Best guess is if you are interested in seeing ONCE UPON OF DEADPOOL, it is contingent on three things: you’re under 17, you have a family, or you are a massive fan of the Merc with a Mouth. This heavily edited down version of the film consists of deleted scenes that are already on the Blu-ray, which has been out for three months, and there are shots and scenes that are noticeably missing from the film. Spite of all that, the effervescence of Wade Wilson shines through in this mostly enjoyable retread. Essentially if you fit one of the three criteria above, you should buy a ticket for this limited engagement.
It’s hard to tell you not to go see this film in which proceeds go to charity; however, there is a cynical side that the producers of the film are seeing how well a muted version of Deadpool would factor in at the box office, given 20th Century Fox is on the fast track to being owned and operated by Disney.
The framing device for the film is cute as hell, and, of course, made for some great marketing techniques. ONCE UPON A DEADPOOL gets a grown-ass Fred Savage (playing himself) in a bedroom replica from THE PRINCESS BRIDE (which is also owned by FOX). Deadpool reads him a book called “Deadpool 2: The King James Version.” Their little narrative cutaways make for about 12-15 minutes of the runtime, where Fred acts as the “film nerd” surrogate and questions the validity of Cable’s (Josh Brolin) time travel, takes Mr. Pool to task for “fridging,” a.k.a. killing Vannessa, which reduces her to nothing but a plot device. Fred Savage’s surname has never been more fitting than here as he eviscerates the film left and right laying waste to the problems with the film’s narrative.

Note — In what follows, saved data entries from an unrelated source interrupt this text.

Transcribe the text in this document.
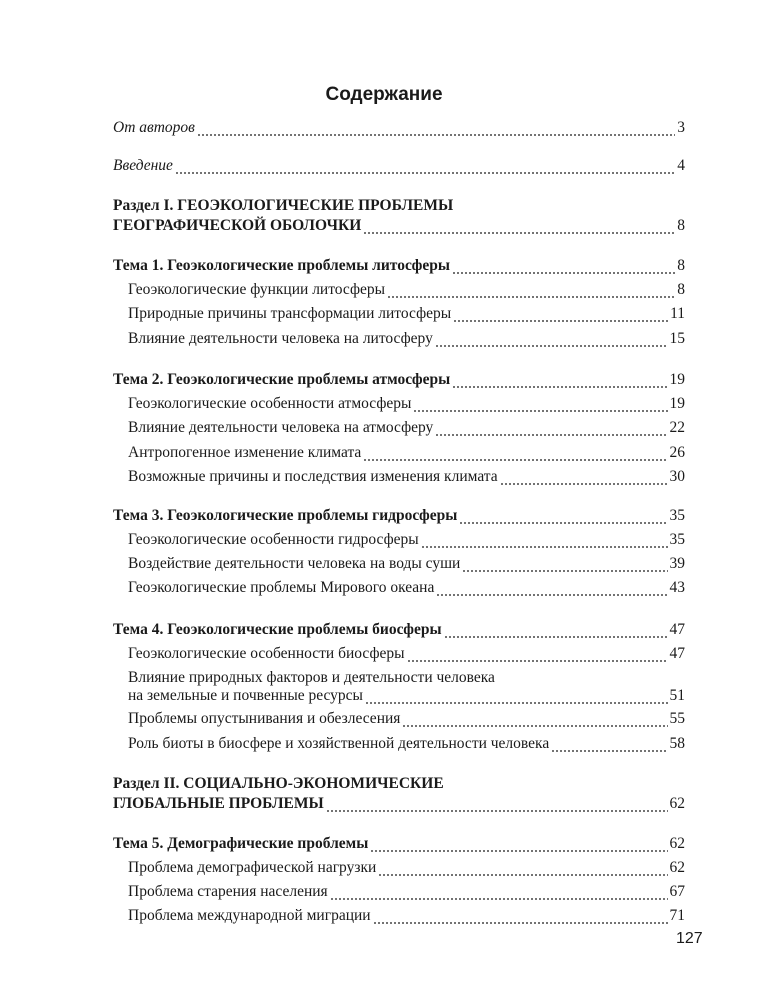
Содержание
От авторов	3
Введение	4
Раздел I. ГЕОЭКОЛОГИЧЕСКИЕ ПРОБЛЕМЫ
ГЕОГРАФИЧЕСКОЙ ОБОЛОЧКИ	8
Тема 1. Геоэкологические проблемы литосферы	8
Геоэкологические функции литосферы	8
Природные причины трансформации литосферы	11
Влияние деятельности человека на литосферу	15
Тема 2. Геоэкологические проблемы атмосферы	19
Геоэкологические особенности атмосферы	19
Влияние деятельности человека на атмосферу	22
Антропогенное изменение климата	26
Возможные причины и последствия изменения климата	30
Тема 3. Геоэкологические проблемы гидросферы	35
Геоэкологические особенности гидросферы	35
Воздействие деятельности человека на воды суши	39
Геоэкологические проблемы Мирового океана	43
Тема 4. Геоэкологические проблемы биосферы	47
Геоэкологические особенности биосферы	47
Влияние природных факторов и деятельности человека
на земельные и почвенные ресурсы	51
Проблемы опустынивания и обезлесения	55
Роль биоты в биосфере и хозяйственной деятельности человека	58
Раздел II. СОЦИАЛЬНО-ЭКОНОМИЧЕСКИЕ
ГЛОБАЛЬНЫЕ ПРОБЛЕМЫ	62
Тема 5. Демографические проблемы	62
Проблема демографической нагрузки	62
Проблема старения населения	67
Проблема международной миграции	71
127
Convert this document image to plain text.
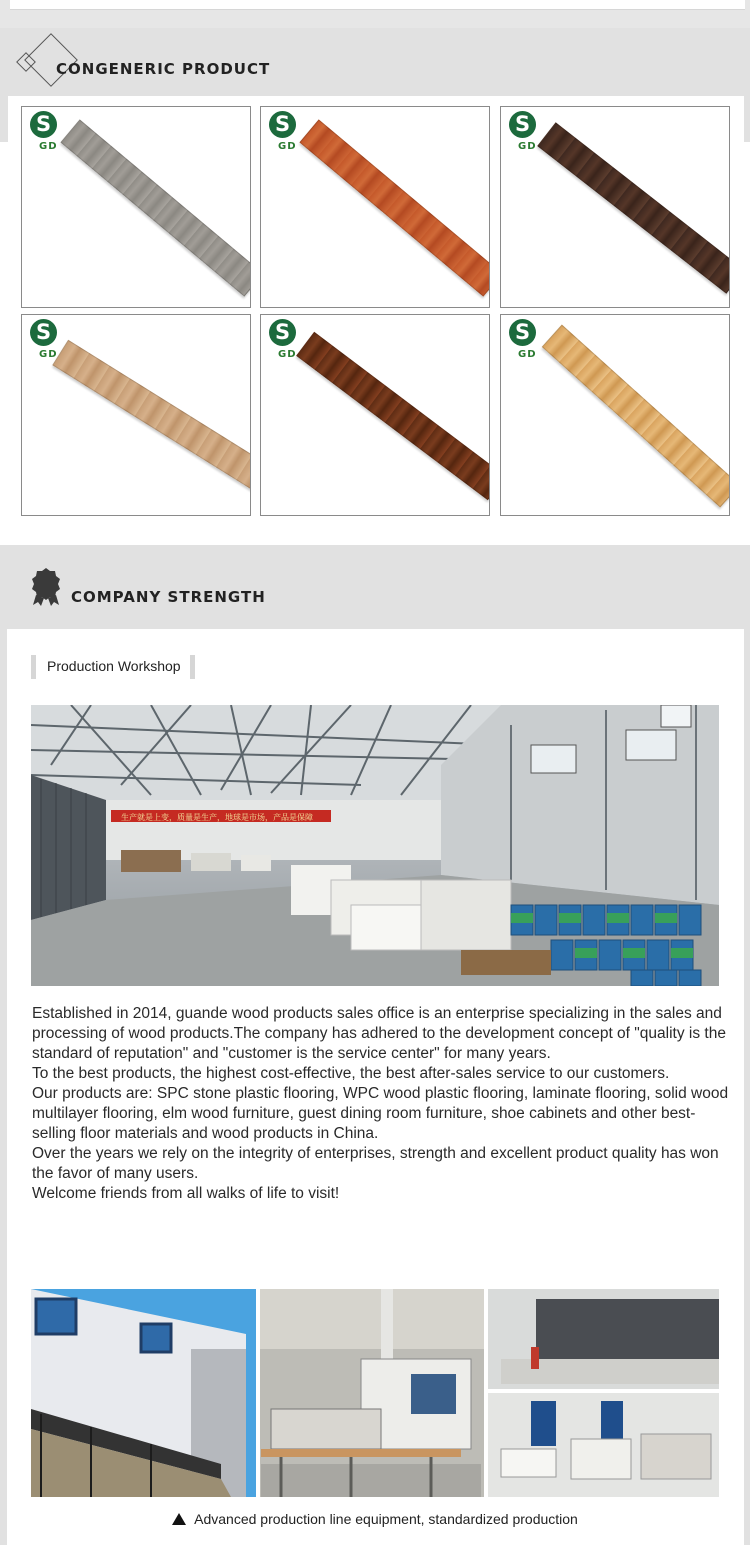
CONGENERIC PRODUCT
S
GD
S
GD
S
GD
S
GD
S
GD
S
GD
COMPANY STRENGTH
Production Workshop
生产就是上变，质量是生产，地球是市场，产品是保障
Established in 2014, guande wood products sales office is an enterprise specializing in the sales and processing of wood products.The company has adhered to the development concept of "quality is the standard of reputation" and "customer is the service center" for many years.
To the best products, the highest cost-effective, the best after-sales service to our customers.
Our products are: SPC stone plastic flooring, WPC wood plastic flooring, laminate flooring, solid wood multilayer flooring, elm wood furniture, guest dining room furniture, shoe cabinets and other best-selling floor materials and wood products in China.
Over the years we rely on the integrity of enterprises, strength and excellent product quality has won the favor of many users.
Welcome friends from all walks of life to visit!
Advanced production line equipment, standardized production
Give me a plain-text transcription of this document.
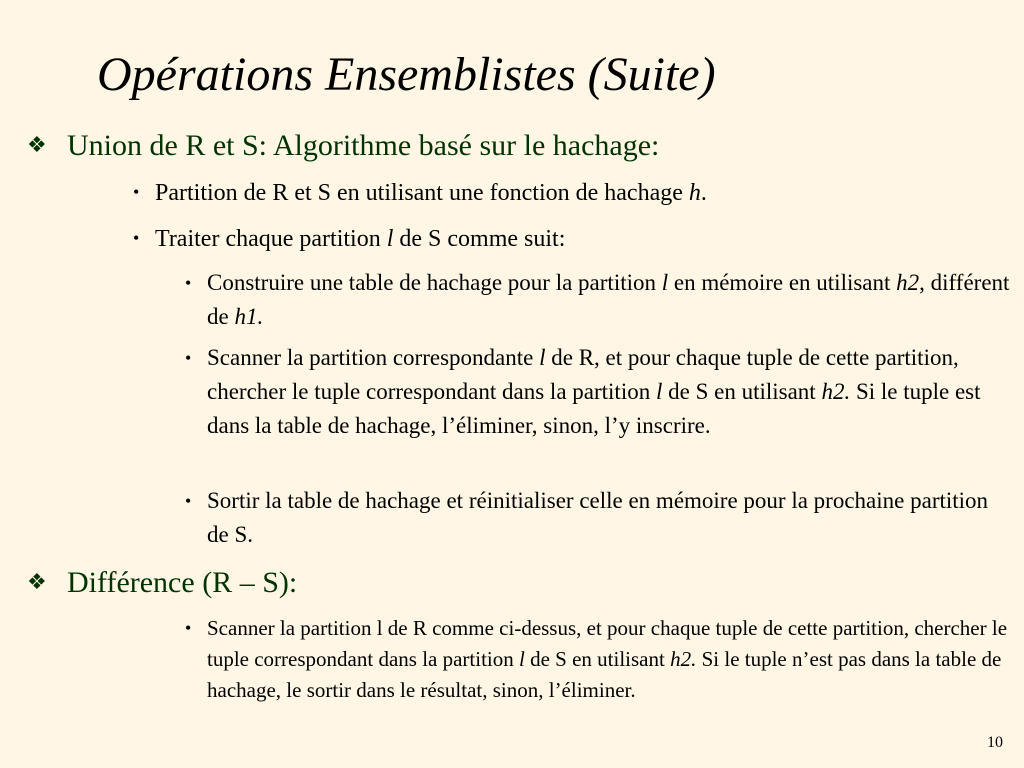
Opérations Ensemblistes (Suite)
❖ Union de R et S: Algorithme basé sur le hachage:
• Partition de R et S en utilisant une fonction de hachage h.
• Traiter chaque partition l de S comme suit:
• Construire une table de hachage pour la partition l en mémoire en utilisant h2, différent de h1.
• Scanner la partition correspondante l de R, et pour chaque tuple de cette partition, chercher le tuple correspondant dans la partition l de S en utilisant h2. Si le tuple est dans la table de hachage, l’éliminer, sinon, l’y inscrire.
• Sortir la table de hachage et réinitialiser celle en mémoire pour la prochaine partition de S.
❖ Différence (R – S):
• Scanner la partition l de R comme ci-dessus, et pour chaque tuple de cette partition, chercher le tuple correspondant dans la partition l de S en utilisant h2. Si le tuple n’est pas dans la table de hachage, le sortir dans le résultat, sinon, l’éliminer.
10
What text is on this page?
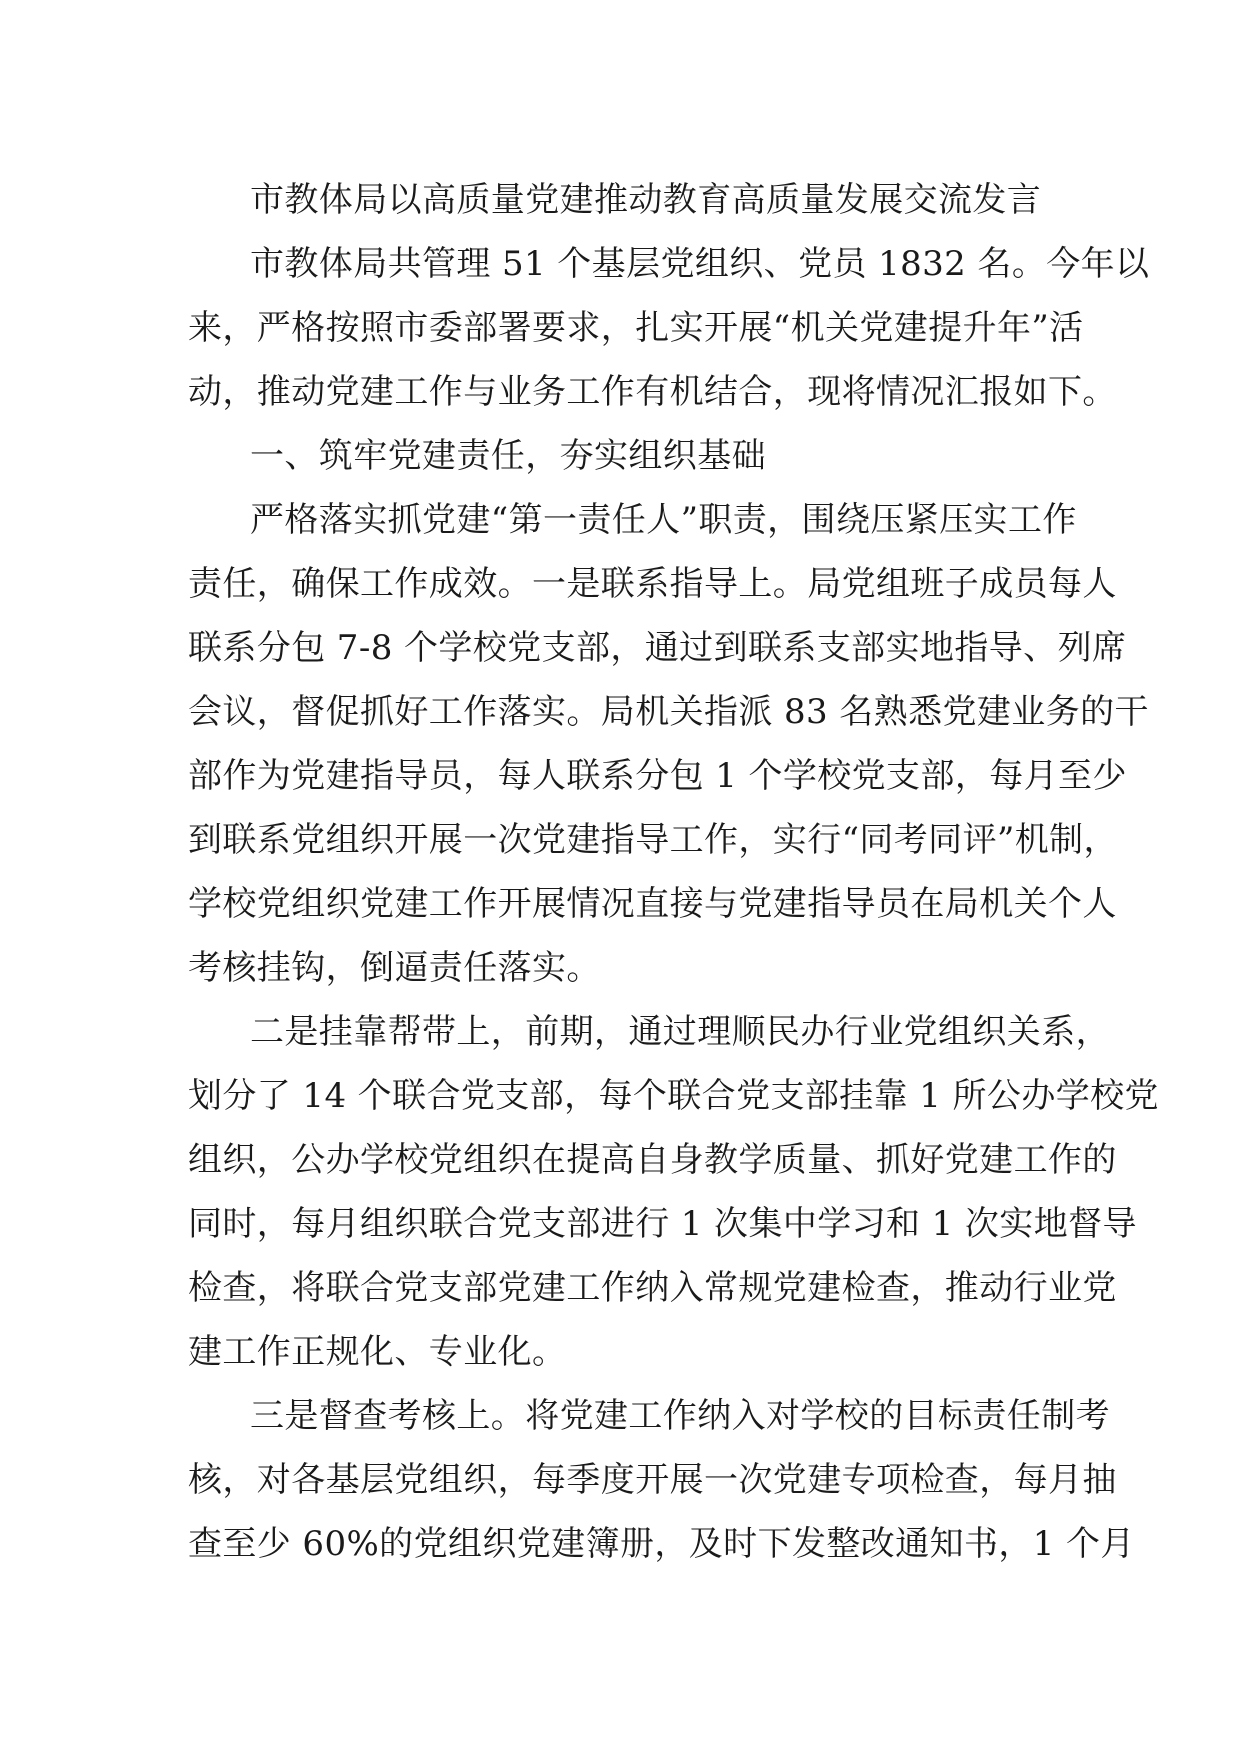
市教体局以高质量党建推动教育高质量发展交流发言
市教体局共管理 51 个基层党组织、党员 1832 名。今年以
来，严格按照市委部署要求，扎实开展“机关党建提升年”活
动，推动党建工作与业务工作有机结合，现将情况汇报如下。
一、筑牢党建责任，夯实组织基础
严格落实抓党建“第一责任人”职责，围绕压紧压实工作
责任，确保工作成效。一是联系指导上。局党组班子成员每人
联系分包 7-8 个学校党支部，通过到联系支部实地指导、列席
会议，督促抓好工作落实。局机关指派 83 名熟悉党建业务的干
部作为党建指导员，每人联系分包 1 个学校党支部，每月至少
到联系党组织开展一次党建指导工作，实行“同考同评”机制，
学校党组织党建工作开展情况直接与党建指导员在局机关个人
考核挂钩，倒逼责任落实。
二是挂靠帮带上，前期，通过理顺民办行业党组织关系，
划分了 14 个联合党支部，每个联合党支部挂靠 1 所公办学校党
组织，公办学校党组织在提高自身教学质量、抓好党建工作的
同时，每月组织联合党支部进行 1 次集中学习和 1 次实地督导
检查，将联合党支部党建工作纳入常规党建检查，推动行业党
建工作正规化、专业化。
三是督查考核上。将党建工作纳入对学校的目标责任制考
核，对各基层党组织，每季度开展一次党建专项检查，每月抽
查至少 60%的党组织党建簿册，及时下发整改通知书，1 个月
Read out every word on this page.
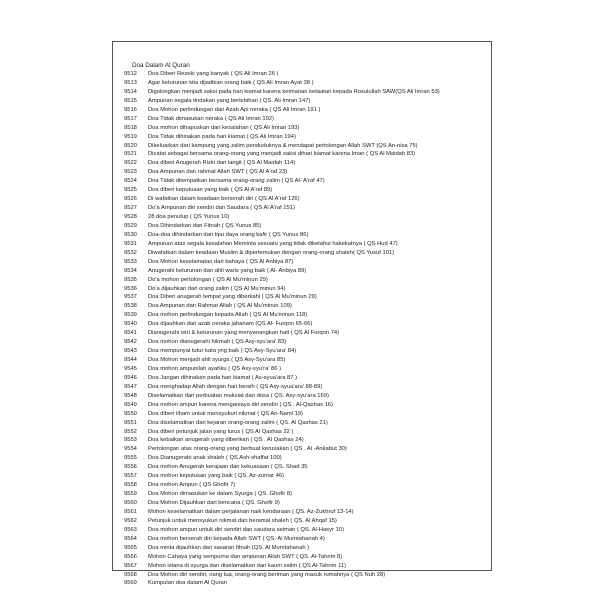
Doa Dalam Al Quran
9512 Doa Diberi Rezeki yang banyak ( QS Ali Imran 26 )
9513 Agar keturunan kita dijadikan orang baik ( QS Ali Imran Ayat 38 )
9514 Digolongkan menjadi saksi pada hari kiamat karena keimanan ketaatan kepada Rosulullah SAW(QS Ali Imran 53)
9515 Ampunan segala tindakan yang berlebihan ( QS. Ali Imran 147)
9516 Doa Mohon perlindungan dari Azab Api neraka ( QS Ali Imran 191 )
9517 Doa Tidak dimasukan neraka ( QS Ali Imran 192)
9518 Doa mohon dihapuskan dari kesalahan ( QS Ali Imran 193)
9519 Doa Tidak dihinakan pada hari kiamat ( QS Ali Imran 194)
9520 Dikeluarkan dari kampung yang zalim penduduknya & mendapat pertolongan Allah SWT (QS An-nisa 75)
9521 Dicatat sebagai bersama orang-orang yang menjadi saksi dihari kiamat karena Iman ( QS Al Maidah 83)
9522 Doa diberi Anugerah Rizki dari langit ( QS Al Maidah 114)
9523 Doa Ampunan dan rahmat Allah SWT ( QS Al A'raf 23)
9524 Doa Tidak ditempatkan bersama orang-orang zalim ( QS Al- A'raf 47)
9525 Doa diberi keputusan yang baik ( QS Al A'raf 89)
9526 Di wafatkan dalam keadaan berserah diri ( QS Al A'raf 126)
9527 Do'a Ampunan diri sendiri dan Saudara ( QS Al A'raf 151)
9528 28 doa penutup ( QS Yunus 10)
9529 Doa Dihindarkan dari Fitnah ( QS Yunus 85)
9530 Doa-doa dihindarkan dari tipu daya orang kafir ( QS Yunus 86)
9531 Ampunan atas segala kesalahan Meminta sesuatu yang tidak diketahui hakekatnya ( QS Hud 47)
9532 Diwafatkan dalam keadaan Muslim & dipertemukan dengan orang-orang shaleh( QS Yusuf 101)
9533 Doa Mohon keselamatan dari bahaya ( QS Al Anbiya 87)
9534 Anugerahi keturunan dan ahli waris yang baik ( Al- Anbiya 89)
9535 Do'a mohon pertolongan ( QS Al Mu'minun 29)
9536 Do'a dijauhkan dari orang zalim ( QS Al Mu'minun 94)
9537 Doa Diberi anugerah tempat yang diberkahi ( QS Al Mu'minun 29)
9538 Doa Ampunan dan Rahmat Allah ( QS Al Mu'minun 109)
9539 Doa mohon perlindungan kepada Allah ( QS Al Mu'minun 118)
9540 Doa dijauhkan dari azab neraka jahanam (QS Al- Furqon 65-66)
9541 Dianugerahi istri & keturunan yang menyenangkan hati ( QS Al Furqon 74)
9542 Doa mohon dianugerahi hikmah ( QS Asy-syu'ara' 83)
9543 Doa mempunyai tutur kata yng baik ( QS Asy-Syu'ara' 84)
9544 Doa Mohon menjadi ahli syurga ( QS Asy-Syu'ara 85)
9545 Doa mohon ampunilah ayahku ( QS Asy-syu'ra' 86 )
9546 Doa Jangan dihinakan pada hari kiamat ( As-syua'ara 87 )
9547 Doa menghadap Allah dengan hari bersih ( QS Asy-syua'ara' 88-89)
9548 Diselamatkan dari perbuatan maksiat dan dosa ( QS. Asy-syu'ara 169)
9549 Doa mohon ampun karena menganiaya diri sendiri ( QS . Al-Qashas 16)
9550 Doa diberi ilham untuk mensyukuri nikmat ( QS An-Naml 19)
9551 Doa diselamatkan dari kejaran orang-orang zalim ( QS. Al Qashas 21)
9552 Doa diberi petunjuk jalan yang lurus ( QS Al Qashas 22 )
9553 Doa kebaikan anugerah yang diberikan ( QS . Al Qashas 24)
9554 Pertolongan atas orang-orang yang berbuat kerusakan ( QS . Al -Ankabut 30)
9555 Doa Dianugerahi anak shaleh ( QS Ash-shaffat 100)
9556 Doa mohon Anugerah kerajaan dan kekuasaan ( QS. Shad 35
9557 Doa mohon keputusan yang baik ( QS. Az-zumar 46)
9558 Doa mohon Ampun ( QS Ghofir 7)
9559 Doa Mohon dimasukan ke dalam Syurga ( QS. Ghofir 8)
9560 Doa Mohon Dijauhkan dari bencana ( QS. Ghofir 9)
9561 Mohon keselamatkan dalam perjalanan naik kendaraan ( QS. Az-Zukhruf 13-14)
9562 Petunjuk untuk mensyukuri nikmat dan beramal shaleh ( QS. Al Ahqaf 15)
9563 Doa mohon ampun untuk diri sendiri dan saudara seiman ( QS. Al-Hasyr 10)
9564 Doa mohon berserah diri kepada Allah SWT ( QS. Al Mumtahanah 4)
9565 Doa minta dijauhkan dari sasaran fitnah (QS. Al Mumtahanah )
9566 Mohon Cahaya yang sempurna dan ampunan Allah SWT ( QS. Al-Tahrim 8)
9567 Mohon istana di syurga dan diselamatkan dari kaum zalim ( QS Al-Tahrim 11)
9568 Doa Mohon diri sendiri, oang tua, orang-orang beriman yang masuk rumahnya ( QS Nuh 28)
9569 Kumpulan doa dalam Al Quran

In terms of how much DEADPOOL 2 is cut down, the film just has the meat and potatoes of the plot structure. The smaller moments and musical drops are sadly left on the cutting room floor. Than means no Deadpool assassinating people while in high heels and blaring Dolly Parton’s “9 to 5,” and Celine Dion’s “Ashes” (which legit gets me emotional) are no where to be found other than a hint of the tune in the score. However, you get the essence of what makes Reynolds so great in this role. The punch is just lacking, and that is sort of the point. Parents will still want to caution taking the younglings to this one, but I couldn’t imaging a more fun trip than a parent taking their 12-14 year-old-kid to a movie that pushes the boundaries of what is tasteful.
This neutered version of DEADPOOL 2 has no reason to exist on its own terms, as literally everything content wise you most likely have at home already, but the charm is still there. Unless you are just itching to contribute to charity – which we all should be in this time of giving – than go spend those are earned movie dollars on a film that needs your support at the box office. I’m very much in line with the idea behind ONCE UPON A DEADPOOL, even if it’s a bit pointless.